[Hors-Série] Dernier avis avant impulsion N°2

Amis, Amies,

Il nous a fallu reprendre un peu chemins pour retrouver goût aux rues. Point d'absence à vous, un éloignement. Nécessaire, afin de rendre à Miss Night ses allures de jeune fille. Savez-vous comme elle est coquette ? Non ? Regardez donc un ciel étoilé au bord de très concret, un soir d'hiver se prenant pour printemps, là où vous êtes...

Pardon ! Là où vous êtes ; Là où l'exponentiel n'a pas encore donné aux étoiles ce même teint de fuel que les bobines à ennui, vous savez, celles des Saint-Lazare où l'on marche vite, où l'on marche très vite, où l'on marche si vite qu'on pourrait se bousculer, et l'on se bouscule. Les sens ne sont plus utiles, l'automatique règle tout. Et ils deviennent automates, des machineries gavées au fuel et au banal...

Alors que les étoiles...

Pardon ! Là où la lumière n'a plus de sens.

Ah ! Les étoiles. Les étoiles, elles...

*

Il conviendrait de revenir un instant sur l'incident malheureux dont nous fumes témoins dans les studios lors de la dernière Nuit Noire. Nous nous faisions une joie de recevoir Pharréell Williams, star du Marketing Salope, qui n'aurait pas manqué cette occasion sans dieu ni maître de dénoncer la dérive mercantile toujours plus accrue des activités humaines, et qui n'épargne pas ce qu'il n'est plus convenu - convenable - d'appeler création musicale, mais production industrielle à connotation mélodique.

De la même manière que le Printemps des Poètes 
est une sombre imposture !

Guy-Ernest Debord ayant établi, après de longs moments de délibération avec lui-même, le principe de nous rejoindre, nous nous étions mis d'accord sur le fait qu'il se teindrait à l'écart de la vedette, précaution élémentaire dans la mesure où Guy-Ernest Debord estimait déjà en 1967, dans La Société du Spectacle, que "la condition vedette est la spécialisation de vécu apparent, l'objet de l'identification à la vie apparente sans profondeur, qui doit compenser l'émiettement des spécialisations productives effectivement vécues".

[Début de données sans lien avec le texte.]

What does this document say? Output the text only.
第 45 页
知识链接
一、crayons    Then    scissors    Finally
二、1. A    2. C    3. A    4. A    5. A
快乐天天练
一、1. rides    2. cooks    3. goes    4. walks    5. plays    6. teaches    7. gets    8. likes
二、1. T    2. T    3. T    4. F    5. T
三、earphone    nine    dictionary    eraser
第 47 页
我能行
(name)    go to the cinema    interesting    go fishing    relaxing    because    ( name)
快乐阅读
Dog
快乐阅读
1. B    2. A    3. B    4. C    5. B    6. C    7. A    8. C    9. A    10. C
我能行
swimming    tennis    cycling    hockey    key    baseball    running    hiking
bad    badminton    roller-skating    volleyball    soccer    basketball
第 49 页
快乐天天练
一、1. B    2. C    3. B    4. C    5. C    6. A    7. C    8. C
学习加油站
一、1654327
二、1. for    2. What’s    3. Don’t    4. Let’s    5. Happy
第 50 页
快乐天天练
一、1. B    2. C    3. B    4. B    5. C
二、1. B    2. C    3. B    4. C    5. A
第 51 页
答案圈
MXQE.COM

Malheureusement, une effective envie, irrésistible, de s'adonner à l'illicite en volutes précipita les choses. Dans cet espace réduit où l'on peut fumer, Pharréell Williams et Guy-Ernest Debord, à présent, se faisait face. l'inéluctable ! Passe encore que Pharréell félicite Guy-Ernest d'avoir fait l'objet d'une exposition à l'immonde Bibliothèque François Mitterrand. Mais lorsque le chanteur à chapeau énigmatique annonça qu'il avait l'intention de réciter Lautréamont...

"Au clair de la lune, près de la mer, dans les endroits isolés de la campagne, l'on voit, plongé dans d'amères réflexions, toutes les choses revêtir des formes jaunes, indécises, fantastiques. L'ombre des arbres, tantôt vite, tantôt lentement, court, vient, revient, par diverses formes, en s'aplatissant, en se collant contre la terre. Dans le temps, lorsque j'étais emporté sur les ailes de la jeunesse, cela me faisait rêver, me paraissait étrange; maintenant, j'y suis habitué. Le vent gémit à travers les feuilles ses notes langoureuses, et le hibou chante sa grave complainte, qui fait dresser les cheveux à ceux qui l'entendent. Alors, les chiens, rendus furieux, brisent leurs chaînes, s'échappent des fermes lointaines; ils courent dans la campagne, çà et là, en proie à la folie."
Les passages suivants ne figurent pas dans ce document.